Как представляется, комплексное исследование профессиональной идентичности в историческом, социологическом и психологическом аспектах, несомненно, связано с новыми императивами гуманитарного познания, опирающегося на междисциплинарные гносеологические практики. Объективное признание личностных идентификационных характеристик в качестве производных элементов социального взаимодействия направляет современного ученого к детальному изучению сложных механизмов, связанных с внутригрупповым самоопределением, системным позиционированием конкретного индивида в меняющемся мире, естественным формированием бинарных оппозиций отдельного человека и синкретических коллективов. В данном контексте существенная роль личностных характеристик требует обостренного внимания к таким значимым элементам общественной реальности, как «субъективное отношение к собственной профессиональной принадлежности», профессионально важные качества, целевые мотивационные установки92.

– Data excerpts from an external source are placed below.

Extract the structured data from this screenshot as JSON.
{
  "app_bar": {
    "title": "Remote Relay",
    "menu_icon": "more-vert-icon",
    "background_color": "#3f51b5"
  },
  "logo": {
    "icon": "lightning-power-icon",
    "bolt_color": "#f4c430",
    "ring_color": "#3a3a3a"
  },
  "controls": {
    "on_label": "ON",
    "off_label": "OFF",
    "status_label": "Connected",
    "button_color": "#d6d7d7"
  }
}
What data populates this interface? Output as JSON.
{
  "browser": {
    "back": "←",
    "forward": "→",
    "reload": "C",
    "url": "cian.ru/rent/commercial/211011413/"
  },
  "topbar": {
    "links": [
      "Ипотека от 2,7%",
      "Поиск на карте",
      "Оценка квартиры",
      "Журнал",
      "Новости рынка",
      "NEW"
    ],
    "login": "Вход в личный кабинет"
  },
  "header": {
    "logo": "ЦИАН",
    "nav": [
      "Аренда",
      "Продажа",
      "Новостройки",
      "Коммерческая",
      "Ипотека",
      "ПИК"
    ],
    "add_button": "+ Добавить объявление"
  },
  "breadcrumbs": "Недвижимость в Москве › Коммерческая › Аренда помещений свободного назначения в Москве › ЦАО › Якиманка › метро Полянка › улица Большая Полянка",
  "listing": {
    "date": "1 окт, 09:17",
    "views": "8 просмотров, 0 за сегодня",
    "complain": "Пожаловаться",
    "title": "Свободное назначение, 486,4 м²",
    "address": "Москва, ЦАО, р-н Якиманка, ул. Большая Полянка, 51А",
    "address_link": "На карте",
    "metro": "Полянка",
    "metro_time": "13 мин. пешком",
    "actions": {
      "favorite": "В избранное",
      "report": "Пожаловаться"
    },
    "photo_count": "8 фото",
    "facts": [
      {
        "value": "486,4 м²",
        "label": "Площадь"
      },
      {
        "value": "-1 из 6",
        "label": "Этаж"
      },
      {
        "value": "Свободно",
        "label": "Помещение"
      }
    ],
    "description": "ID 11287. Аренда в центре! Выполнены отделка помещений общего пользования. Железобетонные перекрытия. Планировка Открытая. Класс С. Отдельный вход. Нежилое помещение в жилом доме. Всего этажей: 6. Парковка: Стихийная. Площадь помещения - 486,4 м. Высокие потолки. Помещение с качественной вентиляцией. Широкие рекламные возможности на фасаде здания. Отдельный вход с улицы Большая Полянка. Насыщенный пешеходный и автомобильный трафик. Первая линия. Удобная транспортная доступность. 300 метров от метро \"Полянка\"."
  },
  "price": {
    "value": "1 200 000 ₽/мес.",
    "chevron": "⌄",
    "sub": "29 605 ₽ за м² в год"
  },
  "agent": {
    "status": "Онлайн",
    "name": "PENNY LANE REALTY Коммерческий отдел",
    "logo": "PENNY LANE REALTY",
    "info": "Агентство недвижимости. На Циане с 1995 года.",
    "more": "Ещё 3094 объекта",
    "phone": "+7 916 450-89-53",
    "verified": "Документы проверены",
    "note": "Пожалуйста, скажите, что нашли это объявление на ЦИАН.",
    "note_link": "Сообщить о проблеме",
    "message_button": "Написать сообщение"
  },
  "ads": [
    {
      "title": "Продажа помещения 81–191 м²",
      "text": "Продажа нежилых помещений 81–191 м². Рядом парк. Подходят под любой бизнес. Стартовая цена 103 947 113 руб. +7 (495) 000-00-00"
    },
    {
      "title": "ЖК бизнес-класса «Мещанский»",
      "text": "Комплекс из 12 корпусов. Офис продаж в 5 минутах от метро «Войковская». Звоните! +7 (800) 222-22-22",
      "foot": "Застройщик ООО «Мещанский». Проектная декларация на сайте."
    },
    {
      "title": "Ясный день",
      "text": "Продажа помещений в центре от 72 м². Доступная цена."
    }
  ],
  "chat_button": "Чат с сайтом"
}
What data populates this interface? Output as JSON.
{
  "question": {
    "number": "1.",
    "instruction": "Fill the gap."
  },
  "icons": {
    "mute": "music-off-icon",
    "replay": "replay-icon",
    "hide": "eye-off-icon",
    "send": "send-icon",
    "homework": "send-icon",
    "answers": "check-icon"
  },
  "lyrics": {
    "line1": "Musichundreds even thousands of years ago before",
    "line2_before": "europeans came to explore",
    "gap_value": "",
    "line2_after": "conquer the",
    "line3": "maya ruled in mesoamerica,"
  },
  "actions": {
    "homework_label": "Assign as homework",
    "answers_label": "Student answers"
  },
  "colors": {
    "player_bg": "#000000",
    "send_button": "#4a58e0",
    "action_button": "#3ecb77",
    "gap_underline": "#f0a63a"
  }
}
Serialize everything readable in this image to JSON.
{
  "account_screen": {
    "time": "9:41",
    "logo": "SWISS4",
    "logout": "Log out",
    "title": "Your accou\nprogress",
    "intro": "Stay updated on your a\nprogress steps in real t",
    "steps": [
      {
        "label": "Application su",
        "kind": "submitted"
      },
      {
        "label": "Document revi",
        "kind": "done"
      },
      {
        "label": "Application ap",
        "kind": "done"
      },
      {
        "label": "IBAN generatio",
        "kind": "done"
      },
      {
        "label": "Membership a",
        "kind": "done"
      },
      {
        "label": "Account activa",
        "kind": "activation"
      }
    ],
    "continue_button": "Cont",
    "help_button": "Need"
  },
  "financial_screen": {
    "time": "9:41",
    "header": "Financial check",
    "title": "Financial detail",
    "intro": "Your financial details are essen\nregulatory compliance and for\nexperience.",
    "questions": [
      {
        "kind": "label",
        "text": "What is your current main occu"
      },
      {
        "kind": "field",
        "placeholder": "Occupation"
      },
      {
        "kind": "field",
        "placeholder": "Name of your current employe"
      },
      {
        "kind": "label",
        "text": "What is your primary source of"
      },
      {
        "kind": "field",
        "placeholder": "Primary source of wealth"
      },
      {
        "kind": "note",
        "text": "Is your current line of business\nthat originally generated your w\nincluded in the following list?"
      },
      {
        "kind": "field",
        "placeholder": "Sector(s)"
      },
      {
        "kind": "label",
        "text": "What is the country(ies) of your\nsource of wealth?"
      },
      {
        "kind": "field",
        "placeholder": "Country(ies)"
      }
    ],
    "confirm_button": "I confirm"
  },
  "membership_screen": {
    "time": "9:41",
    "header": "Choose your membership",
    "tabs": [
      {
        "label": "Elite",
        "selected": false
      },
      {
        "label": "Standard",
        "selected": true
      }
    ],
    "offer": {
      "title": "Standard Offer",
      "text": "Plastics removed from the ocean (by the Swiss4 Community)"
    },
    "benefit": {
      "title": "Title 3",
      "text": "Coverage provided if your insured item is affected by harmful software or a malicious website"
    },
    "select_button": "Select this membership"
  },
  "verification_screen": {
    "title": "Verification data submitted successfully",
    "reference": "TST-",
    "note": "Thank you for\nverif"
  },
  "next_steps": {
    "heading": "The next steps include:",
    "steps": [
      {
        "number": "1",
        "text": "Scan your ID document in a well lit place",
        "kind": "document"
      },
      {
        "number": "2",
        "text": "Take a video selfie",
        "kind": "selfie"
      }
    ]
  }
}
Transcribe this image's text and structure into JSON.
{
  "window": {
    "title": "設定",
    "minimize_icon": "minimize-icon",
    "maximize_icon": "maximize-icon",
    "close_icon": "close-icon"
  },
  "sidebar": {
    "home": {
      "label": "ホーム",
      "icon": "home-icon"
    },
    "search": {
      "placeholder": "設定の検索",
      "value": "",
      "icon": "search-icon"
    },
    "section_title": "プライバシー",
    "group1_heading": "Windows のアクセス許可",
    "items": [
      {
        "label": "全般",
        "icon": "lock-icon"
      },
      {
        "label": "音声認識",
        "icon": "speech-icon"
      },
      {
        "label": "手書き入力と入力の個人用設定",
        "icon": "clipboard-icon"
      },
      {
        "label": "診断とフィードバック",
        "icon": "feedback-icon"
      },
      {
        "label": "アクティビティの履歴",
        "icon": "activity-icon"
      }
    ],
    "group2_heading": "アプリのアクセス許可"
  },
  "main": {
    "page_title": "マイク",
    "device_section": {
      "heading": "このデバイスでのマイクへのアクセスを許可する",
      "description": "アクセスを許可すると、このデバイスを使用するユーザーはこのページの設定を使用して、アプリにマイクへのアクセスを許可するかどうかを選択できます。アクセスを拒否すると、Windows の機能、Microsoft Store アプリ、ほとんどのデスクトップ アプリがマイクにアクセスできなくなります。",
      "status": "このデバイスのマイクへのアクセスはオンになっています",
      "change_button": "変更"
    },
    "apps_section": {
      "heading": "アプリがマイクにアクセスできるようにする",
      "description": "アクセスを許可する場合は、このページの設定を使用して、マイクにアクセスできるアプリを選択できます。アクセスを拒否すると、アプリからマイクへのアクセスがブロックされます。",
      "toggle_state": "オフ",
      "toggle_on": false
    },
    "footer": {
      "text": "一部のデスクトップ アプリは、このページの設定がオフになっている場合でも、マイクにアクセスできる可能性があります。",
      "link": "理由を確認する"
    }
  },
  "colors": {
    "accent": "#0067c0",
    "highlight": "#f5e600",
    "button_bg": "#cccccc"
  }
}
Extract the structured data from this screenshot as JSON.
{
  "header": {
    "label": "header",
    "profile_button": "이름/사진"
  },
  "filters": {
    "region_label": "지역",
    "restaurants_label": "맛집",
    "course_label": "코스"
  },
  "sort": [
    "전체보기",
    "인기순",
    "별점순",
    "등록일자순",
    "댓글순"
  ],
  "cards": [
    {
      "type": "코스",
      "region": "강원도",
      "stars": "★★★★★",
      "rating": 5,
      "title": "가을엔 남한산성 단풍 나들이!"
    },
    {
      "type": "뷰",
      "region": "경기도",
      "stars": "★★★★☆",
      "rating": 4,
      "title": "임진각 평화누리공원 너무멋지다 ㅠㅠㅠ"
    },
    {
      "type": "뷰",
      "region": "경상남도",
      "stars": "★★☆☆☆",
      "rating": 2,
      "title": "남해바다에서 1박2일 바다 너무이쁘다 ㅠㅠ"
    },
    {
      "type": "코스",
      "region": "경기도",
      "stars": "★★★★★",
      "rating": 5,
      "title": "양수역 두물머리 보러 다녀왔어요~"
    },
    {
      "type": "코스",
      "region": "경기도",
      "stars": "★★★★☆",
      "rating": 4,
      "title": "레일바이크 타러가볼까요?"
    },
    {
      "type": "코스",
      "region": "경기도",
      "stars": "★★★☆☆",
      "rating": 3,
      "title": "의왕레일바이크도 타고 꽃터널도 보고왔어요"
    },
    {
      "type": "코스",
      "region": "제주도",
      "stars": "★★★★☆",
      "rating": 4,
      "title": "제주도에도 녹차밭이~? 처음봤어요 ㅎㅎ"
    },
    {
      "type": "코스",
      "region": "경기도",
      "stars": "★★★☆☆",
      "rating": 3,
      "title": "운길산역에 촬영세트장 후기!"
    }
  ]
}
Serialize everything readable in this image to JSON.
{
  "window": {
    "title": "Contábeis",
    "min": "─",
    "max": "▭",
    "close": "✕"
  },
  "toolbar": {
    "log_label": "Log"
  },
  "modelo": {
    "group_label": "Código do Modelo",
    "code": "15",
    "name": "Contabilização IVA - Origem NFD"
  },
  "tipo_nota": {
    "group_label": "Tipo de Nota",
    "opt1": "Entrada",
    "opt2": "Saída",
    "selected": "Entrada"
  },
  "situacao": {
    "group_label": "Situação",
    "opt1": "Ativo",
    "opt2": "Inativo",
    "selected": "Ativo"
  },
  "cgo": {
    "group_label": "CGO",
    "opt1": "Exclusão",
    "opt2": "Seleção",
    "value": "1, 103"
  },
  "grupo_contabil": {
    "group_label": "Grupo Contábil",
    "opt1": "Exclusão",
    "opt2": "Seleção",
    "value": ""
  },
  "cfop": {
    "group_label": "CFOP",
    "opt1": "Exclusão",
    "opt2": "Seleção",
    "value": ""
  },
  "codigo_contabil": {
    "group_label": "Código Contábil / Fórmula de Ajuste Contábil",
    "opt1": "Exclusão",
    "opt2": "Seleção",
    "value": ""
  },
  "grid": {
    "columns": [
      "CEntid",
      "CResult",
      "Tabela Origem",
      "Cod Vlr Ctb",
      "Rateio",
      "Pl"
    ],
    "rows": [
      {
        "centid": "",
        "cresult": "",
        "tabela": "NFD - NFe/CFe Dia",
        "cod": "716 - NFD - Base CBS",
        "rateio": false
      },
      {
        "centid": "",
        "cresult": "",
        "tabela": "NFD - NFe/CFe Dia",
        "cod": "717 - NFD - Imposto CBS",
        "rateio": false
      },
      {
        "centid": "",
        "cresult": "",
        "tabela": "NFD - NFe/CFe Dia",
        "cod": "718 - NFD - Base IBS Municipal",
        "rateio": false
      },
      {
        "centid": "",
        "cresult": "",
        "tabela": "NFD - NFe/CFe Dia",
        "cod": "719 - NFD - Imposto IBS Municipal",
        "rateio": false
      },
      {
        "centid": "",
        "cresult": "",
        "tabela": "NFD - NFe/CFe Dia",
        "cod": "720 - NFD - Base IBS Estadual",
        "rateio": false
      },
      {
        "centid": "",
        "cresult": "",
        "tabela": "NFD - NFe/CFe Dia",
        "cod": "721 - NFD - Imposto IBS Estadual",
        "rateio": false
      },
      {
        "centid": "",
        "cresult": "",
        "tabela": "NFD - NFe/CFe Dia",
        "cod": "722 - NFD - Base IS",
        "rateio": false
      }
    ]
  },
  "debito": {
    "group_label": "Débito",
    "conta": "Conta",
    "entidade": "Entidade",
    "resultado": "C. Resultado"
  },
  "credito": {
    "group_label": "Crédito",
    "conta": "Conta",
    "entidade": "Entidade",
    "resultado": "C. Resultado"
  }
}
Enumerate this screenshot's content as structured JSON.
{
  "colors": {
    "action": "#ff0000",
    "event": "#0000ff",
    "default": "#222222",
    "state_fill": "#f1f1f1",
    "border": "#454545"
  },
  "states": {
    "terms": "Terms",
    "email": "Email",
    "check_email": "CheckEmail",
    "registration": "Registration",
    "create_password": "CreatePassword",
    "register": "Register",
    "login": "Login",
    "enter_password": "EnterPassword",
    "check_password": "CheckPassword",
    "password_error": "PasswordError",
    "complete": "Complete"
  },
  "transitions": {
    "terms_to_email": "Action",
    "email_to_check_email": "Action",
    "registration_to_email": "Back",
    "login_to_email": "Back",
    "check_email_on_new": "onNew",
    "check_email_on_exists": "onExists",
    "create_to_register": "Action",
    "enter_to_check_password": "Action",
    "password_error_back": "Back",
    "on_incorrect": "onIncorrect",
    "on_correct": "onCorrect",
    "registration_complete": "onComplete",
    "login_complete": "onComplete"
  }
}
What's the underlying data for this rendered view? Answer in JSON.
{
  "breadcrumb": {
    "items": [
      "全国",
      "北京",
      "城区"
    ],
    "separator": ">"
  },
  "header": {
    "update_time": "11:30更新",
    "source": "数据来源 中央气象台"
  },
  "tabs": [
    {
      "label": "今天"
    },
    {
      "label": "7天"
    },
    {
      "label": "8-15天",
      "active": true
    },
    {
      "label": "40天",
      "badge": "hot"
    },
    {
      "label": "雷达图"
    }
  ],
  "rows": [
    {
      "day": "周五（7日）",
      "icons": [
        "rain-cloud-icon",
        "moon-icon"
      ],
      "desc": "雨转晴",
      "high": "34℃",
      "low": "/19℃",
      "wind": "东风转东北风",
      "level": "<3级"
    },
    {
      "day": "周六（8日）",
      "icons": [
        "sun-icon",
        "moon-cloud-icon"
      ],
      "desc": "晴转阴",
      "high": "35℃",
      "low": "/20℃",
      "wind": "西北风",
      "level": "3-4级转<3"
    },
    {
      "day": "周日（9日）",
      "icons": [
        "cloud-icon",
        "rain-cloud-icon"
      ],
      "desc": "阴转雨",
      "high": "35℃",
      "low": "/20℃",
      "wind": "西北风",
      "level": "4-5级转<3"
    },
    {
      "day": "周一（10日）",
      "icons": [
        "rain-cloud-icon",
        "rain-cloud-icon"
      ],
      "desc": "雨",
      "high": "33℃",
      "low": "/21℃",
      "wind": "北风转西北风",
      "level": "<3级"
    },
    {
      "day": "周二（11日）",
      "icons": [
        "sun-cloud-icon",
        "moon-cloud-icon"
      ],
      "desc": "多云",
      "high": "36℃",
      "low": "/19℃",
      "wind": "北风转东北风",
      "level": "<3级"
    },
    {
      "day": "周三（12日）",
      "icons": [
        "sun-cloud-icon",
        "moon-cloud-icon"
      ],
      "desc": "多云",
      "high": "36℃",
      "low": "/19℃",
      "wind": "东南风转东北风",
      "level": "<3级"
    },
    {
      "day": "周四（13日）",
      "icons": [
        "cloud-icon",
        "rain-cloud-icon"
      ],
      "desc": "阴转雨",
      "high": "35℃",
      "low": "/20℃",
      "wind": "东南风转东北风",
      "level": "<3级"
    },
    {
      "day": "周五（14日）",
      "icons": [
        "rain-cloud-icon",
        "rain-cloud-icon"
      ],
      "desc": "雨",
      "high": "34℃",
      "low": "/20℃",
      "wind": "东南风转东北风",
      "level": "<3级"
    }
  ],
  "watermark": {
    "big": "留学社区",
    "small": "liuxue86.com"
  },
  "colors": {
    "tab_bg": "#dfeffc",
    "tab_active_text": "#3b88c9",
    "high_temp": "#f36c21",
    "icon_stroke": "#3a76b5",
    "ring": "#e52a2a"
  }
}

Подобное теоретическое самоопределение направляет современного исследователя к историческому анализу фундаментальных проявлений социального и личностного факторов в рамках последовательного конструирования «советской профессиональной идентичности». Системное использование теоретической типизации и эмпирического обобщения позволяет интерпретировать единичные сообщения о производственной, инфраструктурной или интеллектуальной деятельности, помещенной в микроисторическое измерение, в контексте последовательного обретения идентификационных характеристик определенного предметного свойства. Развивающаяся методология новой социальной истории предполагает целенаправленное выявление так называемых «виртуальных» общественных структур, конструируемых в качестве «воображаемых» феноменов, но оказывающих глубокое и всестороннее влияние на окружающую действительность. Последовательное выделение субъективной стороны идентификационных процессов предоставляет реальную возможность системного анализа специфических источников личного происхождения не в традиционном контексте, связанном с общей верификацией содержательной достоверности, а в ракурсе телеологической интерпретации идейного наследия социальных акторов.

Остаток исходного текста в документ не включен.